Time Complexity: O(N), where N is the maximum value in nums. This is because we iterate through the total array, whose size is determined by the maximum number in nums. The space complexity of creating total is also O(N). If we only consider the input size of nums the time complexity is technically O(max(nums)), which could be bigger than the size of nums.

Space Complexity: O(N), dominated by the total array.

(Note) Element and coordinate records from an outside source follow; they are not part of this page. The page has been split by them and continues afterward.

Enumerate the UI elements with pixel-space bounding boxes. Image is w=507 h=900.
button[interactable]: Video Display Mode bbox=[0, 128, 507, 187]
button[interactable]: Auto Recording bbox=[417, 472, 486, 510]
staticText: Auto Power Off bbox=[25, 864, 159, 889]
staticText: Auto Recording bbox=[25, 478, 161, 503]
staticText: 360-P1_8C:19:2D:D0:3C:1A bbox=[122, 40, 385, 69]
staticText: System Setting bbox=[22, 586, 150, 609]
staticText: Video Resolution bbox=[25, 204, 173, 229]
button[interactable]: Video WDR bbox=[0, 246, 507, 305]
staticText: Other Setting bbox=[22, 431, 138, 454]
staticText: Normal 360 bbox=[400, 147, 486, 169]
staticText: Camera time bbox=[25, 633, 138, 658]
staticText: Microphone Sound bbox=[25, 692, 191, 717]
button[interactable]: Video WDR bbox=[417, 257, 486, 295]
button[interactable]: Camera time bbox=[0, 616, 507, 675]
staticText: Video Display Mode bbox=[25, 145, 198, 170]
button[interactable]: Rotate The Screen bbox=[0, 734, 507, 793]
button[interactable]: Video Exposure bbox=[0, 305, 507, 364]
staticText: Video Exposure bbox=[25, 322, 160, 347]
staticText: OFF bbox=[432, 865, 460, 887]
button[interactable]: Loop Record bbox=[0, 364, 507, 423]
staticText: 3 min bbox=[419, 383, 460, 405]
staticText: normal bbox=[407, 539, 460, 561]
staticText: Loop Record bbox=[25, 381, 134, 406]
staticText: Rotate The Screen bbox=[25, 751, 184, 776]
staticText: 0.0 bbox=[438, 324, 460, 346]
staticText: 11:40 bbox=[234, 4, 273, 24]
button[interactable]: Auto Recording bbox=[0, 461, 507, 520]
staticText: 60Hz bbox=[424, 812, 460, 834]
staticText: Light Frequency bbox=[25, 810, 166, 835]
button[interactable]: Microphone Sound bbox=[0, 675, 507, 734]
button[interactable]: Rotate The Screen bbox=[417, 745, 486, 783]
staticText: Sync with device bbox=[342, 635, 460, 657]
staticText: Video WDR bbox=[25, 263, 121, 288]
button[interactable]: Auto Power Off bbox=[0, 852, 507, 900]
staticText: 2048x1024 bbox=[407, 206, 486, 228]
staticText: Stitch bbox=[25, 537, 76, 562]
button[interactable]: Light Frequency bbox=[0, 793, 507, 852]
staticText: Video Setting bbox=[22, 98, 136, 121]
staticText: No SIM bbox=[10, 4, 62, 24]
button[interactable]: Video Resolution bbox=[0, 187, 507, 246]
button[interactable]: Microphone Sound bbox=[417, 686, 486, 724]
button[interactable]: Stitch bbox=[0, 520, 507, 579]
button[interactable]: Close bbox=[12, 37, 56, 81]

Code Examples (with detailed comments):

Python:

class Solution:
    def deleteAndEarn(self, nums: List[int]) -> int:
        mx = max(nums)  # Find the maximum value in nums
        total = [0] * (mx + 1)  # Create frequency array to store points for each number
        for num in nums:
            total[num] += num  # Calculate points for each number (sum of occurrences * number)
 
        first = total[0]  # Base case: Maximum points for first number (0)
        second = max(total[0], total[1])  # Base case: Maximum points for first two numbers
 
        for i in range(2, mx + 1):  # Iterate starting from the third number
            cur = max(first + total[i], second)  # Calculate maximum points including current number
            first = second  # Update first to prepare for the next iteration
            second = cur  # Update second to prepare for the next iteration
 
        return second  # Return the maximum points achievable

Java:

class Solution {
    public int deleteAndEarn(int[] nums) {
        int maxVal = 0;
        for (int num : nums) maxVal = Math.max(maxVal, num);
        int[] points = new int[maxVal + 1];
        for (int num : nums) points[num] += num;
 
        int first = points[0], second = Math.max(points[0], points[1]);
        for (int i = 2; i <= maxVal; i++) {
            int cur = Math.max(first + points[i], second);
            first = second;
            second = cur;
        }
        return second;
    }
}

C++:

class Solution {
public:
    int deleteAndEarn(vector<int>& nums) {
        int maxVal = 0;
        for (int num : nums) maxVal = max(maxVal, num);
        vector<int> points(maxVal + 1, 0);
        for (int num : nums) points[num] += num;
 
        int first = points[0], second = max(points[0], points[1]);
        for (int i = 2; i <= maxVal; i++) {
            int cur = max(first + points[i], second);
            first = second;
            second = cur;
        }
        return second;
    }
};

Go:

func deleteAndEarn(nums []int) int {
	maxVal := 0
	for _, num := range nums {
		maxVal = max(maxVal, num)
	}
	points := make([]int, maxVal+1)
	for _, num := range nums {
		points[num] += num
	}
 
	first, second := points[0], max(points[0], points[1])
	for i := 2; i <= maxVal; i++ {
		cur := max(first+points[i], second)
		first = second
		second = cur
	}
	return second
}
 
func max(x, y int) int {
	if x > y {
		return x
	}
	return y
}

These solutions all follow the same dynamic programming approach with slight variations in syntax. Remember to choose the language most comfortable for you.